"TRONO".
A qué nunca viste meter un puto piano por una ventana. Ni cumplirse esa paradoja del piano que se cae mientras tú sales por la puerta del portal. Y son dos pasos. Y el avance del piano. Y tu avance. En una secuencia interminable, un teorema de Zenón aplicado a la tragedia burguesa, hasta que varias notas de piano —un acorde disonante, un quejido de cuerdas destrozadas— suenan mientras se deshace y tú te salvas por medio paso. Ese medio paso que es la única diferencia entre la anécdota y el obituario. La vida entera es eso: esquivar por los pelos pianos que caen del cielo, pianos de obligaciones, de recuerdos, de la pesadumbre de existir.
Son pensamientos extraños mientras espero en este trono de porcelana, el altar último donde el cuerpo confiesa su vileza y su triunfo. Este retiro es la única catedral que me queda. Mi compulsión mientras estoy aquí, agachado sobre el abismo figurado que me une al mar o a una cloaca, no es terminar, sino tener cojones para salir a la calle después. Vencer ese puto miedo a la inmensidad, a ese mundo que es otro "recto" infinito por el que debemos empujar nuestro peso, día tras día, hasta que un día el esfuerzo no baste.
Antes de tomar impulso, de sentarme aquí, tuvo que haber un segundo de reflexión. Sin razón aparente. Un instante de pura lucidez enloquecida. Había caminado mucho por el salón comedor. En su amplitud, creí, angustiado, que no alcanzaría nunca el darle una vuelta completa ya que era un cuadrado perfecto. Una jaula de lógica pura. Cuatro paredes que se burlaban de mi viaje circular, como Sísifo caminando sobre una alfombra persa de pega. Cada vuelta era un recordatorio: no llegas a ninguna parte, solo gastas suela, alma y ansiedad.
A veces alucino pensando en los actos más irreverentes, los últimos gestos de libertad que le quedan a un animal domesticado. De momento me ha sido imposible cagarme en la cama a plena conciencia. Aunque prolapsado, y la urgencia visceral me tentara con su nihilismo fecal, aún soy capaz de controlar mis ansias escatológicas de manchar mi cubil. Es el último resquicio de dignidad, o quizá el miedo final a enfrentar el acto más puro, más primitivo, sin la mediación de la cultura, representada por este agujero blanco.
Porque todo avance por la vida está programado para quedarnos solos con el tiempo.

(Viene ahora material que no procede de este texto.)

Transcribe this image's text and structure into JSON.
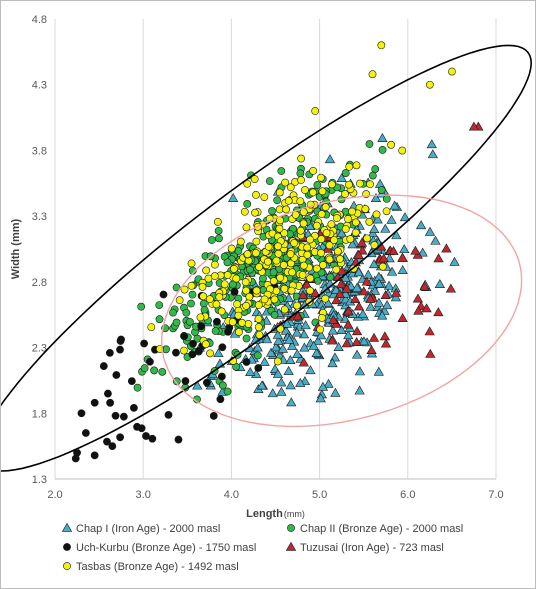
{
  "chart_data": {
    "type": "scatter",
    "xlabel": "Length",
    "xlabel_unit": "(mm)",
    "ylabel": "Width (mm)",
    "xlim": [
      2.0,
      7.0
    ],
    "ylim": [
      1.3,
      4.8
    ],
    "x_ticks": [
      "2.0",
      "3.0",
      "4.0",
      "5.0",
      "6.0",
      "7.0"
    ],
    "y_ticks": [
      "1.3",
      "1.8",
      "2.3",
      "2.8",
      "3.3",
      "3.8",
      "4.3",
      "4.8"
    ],
    "grid": "vertical",
    "legend_position": "bottom",
    "series": [
      {
        "name": "Chap I (Iron Age) - 2000 masl",
        "marker": "triangle",
        "color": "#4bacc6",
        "generated_points": {
          "count": 400,
          "x_mean": 5.0,
          "x_sd": 0.55,
          "y_mean": 2.72,
          "y_sd": 0.4,
          "corr": 0.45,
          "x_range": [
            3.6,
            6.8
          ],
          "y_range": [
            1.85,
            4.1
          ],
          "seed": 11
        }
      },
      {
        "name": "Chap II (Bronze Age) - 2000 masl",
        "marker": "circle",
        "color": "#33b84a",
        "generated_points": {
          "count": 300,
          "x_mean": 4.25,
          "x_sd": 0.6,
          "y_mean": 2.85,
          "y_sd": 0.38,
          "corr": 0.75,
          "x_range": [
            2.8,
            6.4
          ],
          "y_range": [
            1.75,
            4.3
          ],
          "seed": 23
        }
      },
      {
        "name": "Uch-Kurbu (Bronze Age) - 1750 masl",
        "marker": "circle",
        "color": "#111111",
        "generated_points": {
          "count": 45,
          "x_mean": 3.35,
          "x_sd": 0.55,
          "y_mean": 2.15,
          "y_sd": 0.35,
          "corr": 0.7,
          "x_range": [
            2.2,
            4.5
          ],
          "y_range": [
            1.45,
            2.9
          ],
          "seed": 37
        },
        "points": [
          [
            2.25,
            1.5
          ],
          [
            2.45,
            1.48
          ],
          [
            2.65,
            1.55
          ],
          [
            2.35,
            1.65
          ],
          [
            2.3,
            1.8
          ],
          [
            3.4,
            1.6
          ],
          [
            3.8,
            1.78
          ],
          [
            2.45,
            1.88
          ],
          [
            2.6,
            1.95
          ]
        ]
      },
      {
        "name": "Tuzusai (Iron Age) - 723 masl",
        "marker": "triangle",
        "color": "#c0282d",
        "generated_points": {
          "count": 70,
          "x_mean": 5.4,
          "x_sd": 0.55,
          "y_mean": 2.7,
          "y_sd": 0.3,
          "corr": 0.3,
          "x_range": [
            3.9,
            6.8
          ],
          "y_range": [
            2.0,
            4.0
          ],
          "seed": 51
        },
        "points": [
          [
            6.8,
            3.98
          ],
          [
            6.75,
            3.98
          ]
        ]
      },
      {
        "name": "Tasbas (Bronze Age) - 1492 masl",
        "marker": "circle",
        "color": "#f2f20a",
        "generated_points": {
          "count": 260,
          "x_mean": 4.55,
          "x_sd": 0.5,
          "y_mean": 2.95,
          "y_sd": 0.33,
          "corr": 0.55,
          "x_range": [
            3.0,
            6.2
          ],
          "y_range": [
            2.05,
            4.0
          ],
          "seed": 67
        },
        "points": [
          [
            5.7,
            4.6
          ],
          [
            6.5,
            4.4
          ],
          [
            6.25,
            4.3
          ],
          [
            5.6,
            4.38
          ],
          [
            4.95,
            4.1
          ]
        ]
      }
    ],
    "confidence_ellipses": [
      {
        "color": "#000000",
        "center": [
          4.27,
          2.98
        ],
        "semi_axes": [
          2.6,
          0.52
        ],
        "angle_deg": 37
      },
      {
        "color": "#f4a3a3",
        "center": [
          5.25,
          2.58
        ],
        "semi_axes": [
          1.4,
          0.83
        ],
        "angle_deg": 15
      }
    ]
  }
}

Al final, después de todos los pianos esquivados, de todas las vueltas al salón, lo único que avanza de verdad es el reloj en la vejiga y la podredumbre en los intestinos. Es la única cita ineludible.
En pleno ímpetu otro día de adviento —ese tiempo de espera que es una burla, de promesa que nunca se cumple—, me dije: hoy no puede ser, someter mis ingles y el tren inferior a tanto esfuerzo. Hoy sí que deberé ayudarme, y no por placer. Adivinaba mi cara plenamente roja por el esfuerzo, una máscara de esfuerzo existencial. Esperando a que surtiera efecto sobre el trasiego pélvico. Me dije a mí mismo, "hoy sin placer", y me metí el dedo índice por el culo de la forma habitual, hasta la esponjosa blandura, y le di vueltas y vueltas. Explorando mi propia geografía interior, un cosmos de vergüenza y necesidad. Buscando el punto exacto donde lo físico y lo metafísico colapsan: el desatranque del ser mismo.

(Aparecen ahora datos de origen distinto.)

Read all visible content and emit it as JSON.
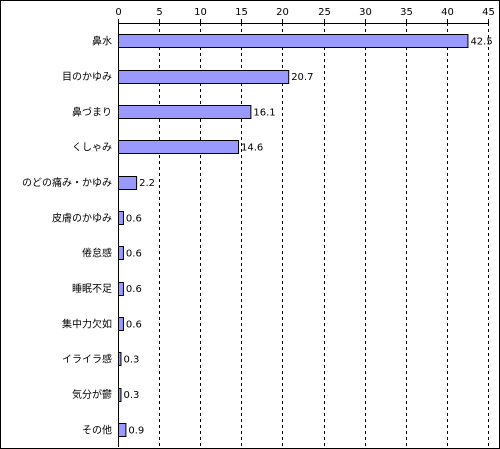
{
  "chart_data": {
    "type": "bar",
    "orientation": "horizontal",
    "title": "",
    "xlabel": "",
    "ylabel": "",
    "categories": [
      "鼻水",
      "目のかゆみ",
      "鼻づまり",
      "くしゃみ",
      "のどの痛み・かゆみ",
      "皮膚のかゆみ",
      "倦怠感",
      "睡眠不足",
      "集中力欠如",
      "イライラ感",
      "気分が鬱",
      "その他"
    ],
    "values": [
      42.5,
      20.7,
      16.1,
      14.6,
      2.2,
      0.6,
      0.6,
      0.6,
      0.6,
      0.3,
      0.3,
      0.9
    ],
    "value_labels": [
      "42.5",
      "20.7",
      "16.1",
      "14.6",
      "2.2",
      "0.6",
      "0.6",
      "0.6",
      "0.6",
      "0.3",
      "0.3",
      "0.9"
    ],
    "xlim": [
      0,
      45
    ],
    "ticks": [
      0,
      5,
      10,
      15,
      20,
      25,
      30,
      35,
      40,
      45
    ],
    "tick_labels": [
      "0",
      "5",
      "10",
      "15",
      "20",
      "25",
      "30",
      "35",
      "40",
      "45"
    ],
    "axis_position": "top",
    "grid": true,
    "legend": "none",
    "colors": {
      "bar_fill": "#9999ff",
      "bar_stroke": "#000000",
      "grid": "#000000",
      "background": "#ffffff"
    }
  }
}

Y esa es la paradoja final, la que me mantiene aquí, suspendido. ¿A qué atenerme cuando acabe este placer de la voluta, este momento de creación y destrucción simultánea? Cuando la evidencia tangible del ser se haya ido por el desagüe con un susurro acuoso, ¿qué me quedará? ¿El vacío más puro? ¿El silencio aterrador de un piano que, por fin, ha dejado de caer?

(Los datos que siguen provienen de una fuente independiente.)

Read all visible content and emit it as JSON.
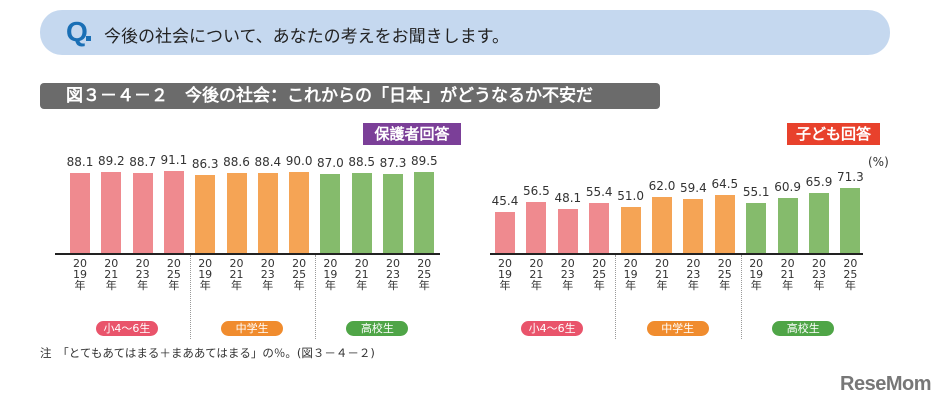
{
  "question": {
    "mark": "Q",
    "text": "今後の社会について、あなたの考えをお聞きします。"
  },
  "figure_title": "図３－４－２　今後の社会：これからの「日本」がどうなるか不安だ",
  "note": "注　「とてもあてはまる＋まああてはまる」の％。(図３－４－２)",
  "logo": "ReseMom",
  "colors": {
    "elementary": "#ef8a8f",
    "junior_high": "#f5a455",
    "high_school": "#85bb6c",
    "elementary_pill": "#e9546b",
    "junior_high_pill": "#f08c2e",
    "high_school_pill": "#4fa547",
    "parent_badge": "#7b3f98",
    "child_badge": "#e8412c"
  },
  "chart_data": [
    {
      "type": "bar",
      "title": "保護者回答",
      "groups": [
        "小4～6生",
        "中学生",
        "高校生"
      ],
      "categories": [
        "2019年",
        "2021年",
        "2023年",
        "2025年"
      ],
      "series": [
        {
          "name": "小4～6生",
          "values": [
            88.1,
            89.2,
            88.7,
            91.1
          ]
        },
        {
          "name": "中学生",
          "values": [
            86.3,
            88.6,
            88.4,
            90.0
          ]
        },
        {
          "name": "高校生",
          "values": [
            87.0,
            88.5,
            87.3,
            89.5
          ]
        }
      ],
      "ylim": [
        0,
        100
      ]
    },
    {
      "type": "bar",
      "title": "子ども回答",
      "unit": "(%)",
      "groups": [
        "小4～6生",
        "中学生",
        "高校生"
      ],
      "categories": [
        "2019年",
        "2021年",
        "2023年",
        "2025年"
      ],
      "series": [
        {
          "name": "小4～6生",
          "values": [
            45.4,
            56.5,
            48.1,
            55.4
          ]
        },
        {
          "name": "中学生",
          "values": [
            51.0,
            62.0,
            59.4,
            64.5
          ]
        },
        {
          "name": "高校生",
          "values": [
            55.1,
            60.9,
            65.9,
            71.3
          ]
        }
      ],
      "ylim": [
        0,
        100
      ]
    }
  ]
}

Queda la cuenta. La cuenta del restaurante para llenar de nuevo mi canal alimentario. La cuenta de los días. La certeza de que, al levantarme de este trono, el piano seguirá ahí, esperando su turno. Y yo, con el índice limpio pero el alma manchada de la misma pregunta eterna: ¿Cagar o no cagar? Es decir, ¿seguir o no seguir participando en este inmenso, grotesco y magnífico acto de fe que es mantener el cuerpo en funcionamiento, a la espera de un significado que nunca llega?